I have a theory: June 30. Perot is supposed to testify on that date before a Senate select committee investigating-for about the umpteenth time-the issue that has obsessed him for the past 23 years: the fate of American prisoners of war in Southeast Asia. His record has been a tangled commingling of idealism, self-indulgence and weirdness. It may be one of the few clear windows available into the soul of the man.

By most accounts, the high-minded part came early on. Perot performed valuable service in behalf of the POWs during the war and immediate after–not just his flashy, failed 1969 attempt to fly Christmas dinner into Hanoi, but also the quiet support Perot gave when the men came home, staging parades and parties in their honor, keeping in touch, hiring more than a few.

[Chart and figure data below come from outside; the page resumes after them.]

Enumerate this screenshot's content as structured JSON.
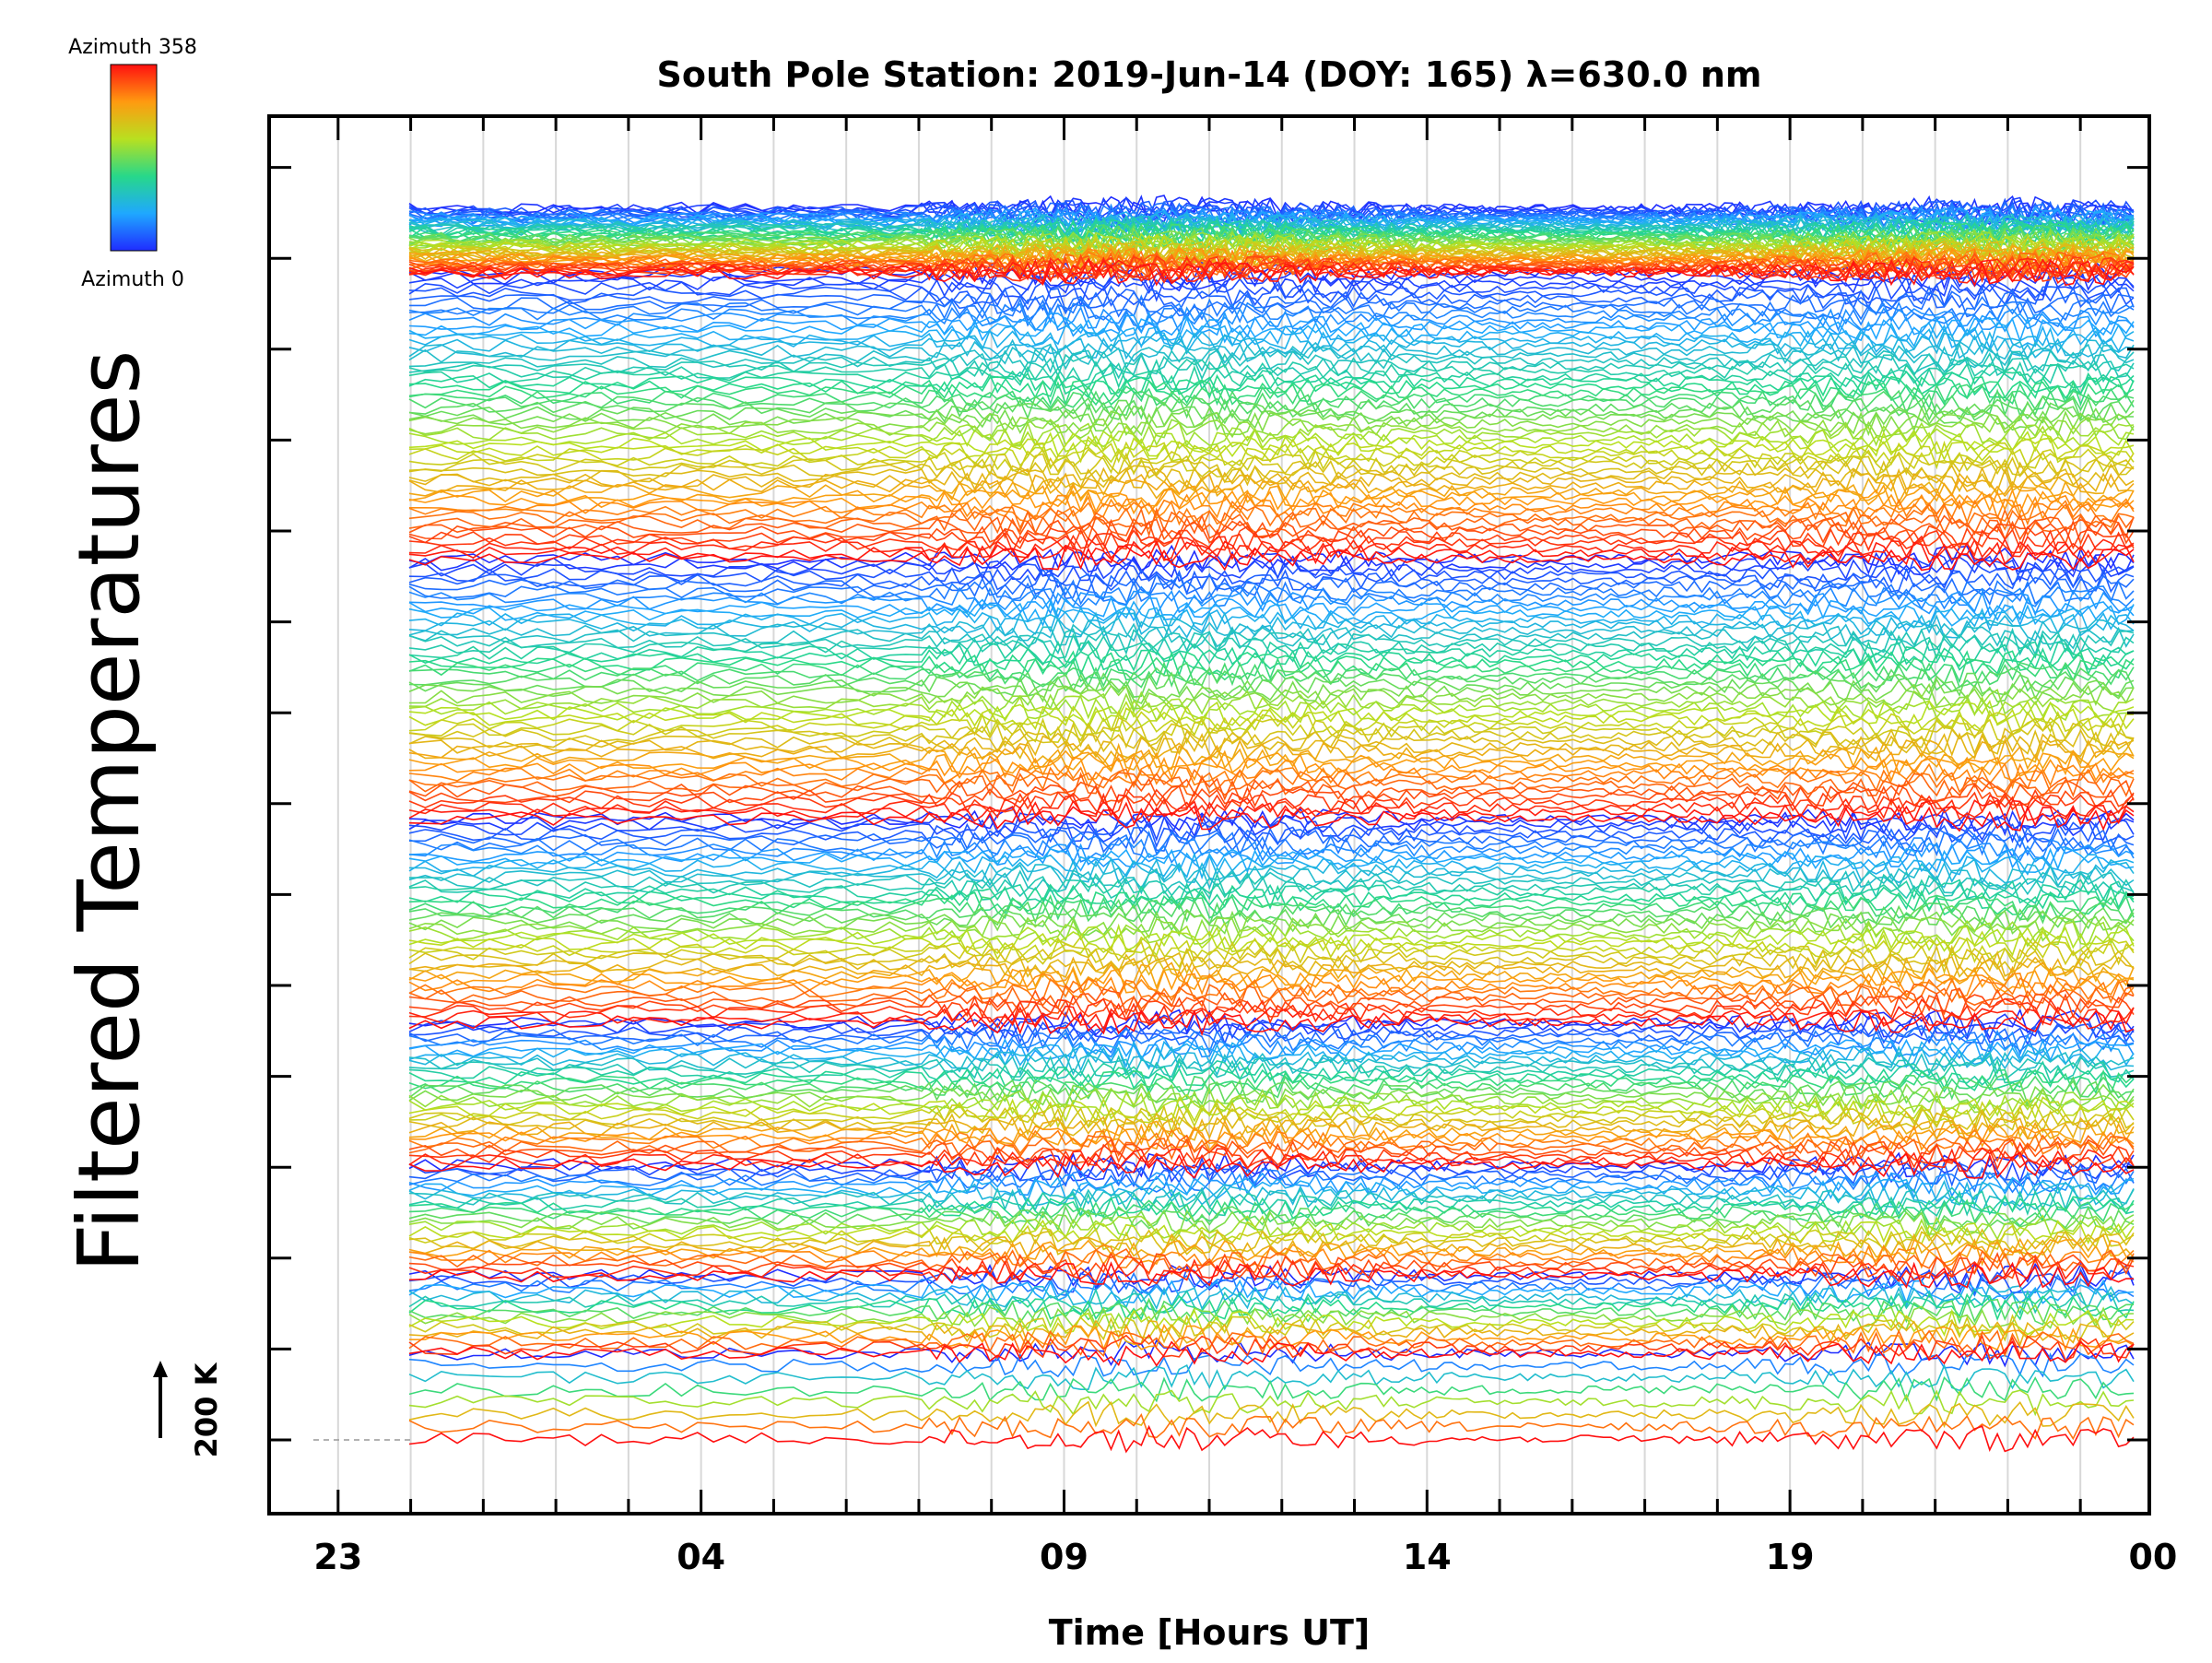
{
  "chart_data": {
    "type": "line",
    "title": "South Pole Station: 2019-Jun-14 (DOY: 165) λ=630.0 nm",
    "xlabel": "Time [Hours UT]",
    "ylabel": "Filtered Temperatures",
    "x_tick_labels": [
      "23",
      "04",
      "09",
      "14",
      "19",
      "00"
    ],
    "scale_bar_label": "200 K",
    "colorbar": {
      "max_label": "Azimuth 358",
      "min_label": "Azimuth 0"
    },
    "grid": true,
    "series_description": "Stacked filtered temperature time series, colored by azimuth (blue = 0° → red = 358°), repeating color cycles per zenith ring",
    "colors": {
      "low": "#1020e0",
      "mid": "#b8e020",
      "high": "#ff1010"
    }
  }
}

The weirdness came later. Perot allowed himself to get tangled up in the network of swashbuckling con artists who retailed the fantasy that significant numbers of Americans had been left behind, especially in Laos, and were waiting to be liberated. There was a casual cruelty in this. The hopes of families were raised; thousands of Vietnam veterans and others were hit up for contributions to “rescue” efforts that never quite panned out. Perot got burned, too, getting mixed up with one of the most notorious jungle cowboys, Col. James (Bo) Gritz, a former Green Beret who had a fatal tendency to announce rescue missions in advance and then get caught. Perot renounced Gritz publicly in 1981-indeed, he had a spokesman reject the idea that “there are any MIAs or POWs left back in the bush or in the jungle camps.”

If that had been the end of it, Perot would have been no more than a patriot fleeced. But it wasn’t. His jungle fever proved chronic. Hooked on the intrigue, he kept up with the cowboys and, over time, drifted into stranger company: radical conspiracy theorists like Daniel Sheehan of the Christic Institute who insisted that the U.S. government was involved in a vast plot to cover up the existence of living POWs. Why? Well, it had something to do with rogue elements of the CIA-the same people who turned up in every dustup from the Bay of Pigs to Iran-contra-who were using drugs from Southeast Asia to fund secret counterinsurgencies. Sheehan’s attempt to bring suit against the “conspirators” was thrown out of court, but he may have gained a fan in Perot. “When you look into the prisoner cover-up, you find government officials in the drug trade who can’t break the habit,” he is quoted as saying in “Kiss the Boys Goodbye,” a credulous book about POW-MIA scenarios by Monika Jensen-Stevenson.

Certainly, Perot began to act as if the U.S. government were part of the problem. In 1986, he testified to a House subcommittee chaired by Stephen Solarz, the New York Democrat, that there were POWs still alive in Southeast Asia, but he refused to divulge the sources of his information. He also mounted a furious attack against Richard Armitage, a Defense Department bureaucrat in charge of the POW-MIA issue who had been named by Sheehan as part of his fanciful CIA conspiracy. And he may have begun to freelance, as well, traveling to Hanoi in 1987, perhaps offering to “horse-trade” for live bodies or “bones,” despite U.S. policy to the contrary. The 1987 visit seems to have led to meetings between the Vietnamese and a Perot associate; in 1990, according to The New York Times, the Vietnamese designated Perot a “business agent of the government of Vietnam.” Talk about weird.

All of which should be raised on June 30. Perot managed to stonewall Solarz in 1986, but now he’s running for president and a different standard obtains. Does he believe Americans are still held prisoner in Southeast Asia? Does he believe there was a government cover-up or conspiracy to prevent their return? No doubt, those who imply that Perot’s motivation has been profit rather than patriotism throughout are too cynical-but one wonders how America’s newest politician feels, after 20 years obsessed with this issue, to have emerged from Vietnam without a single live body … and with a possible business deal.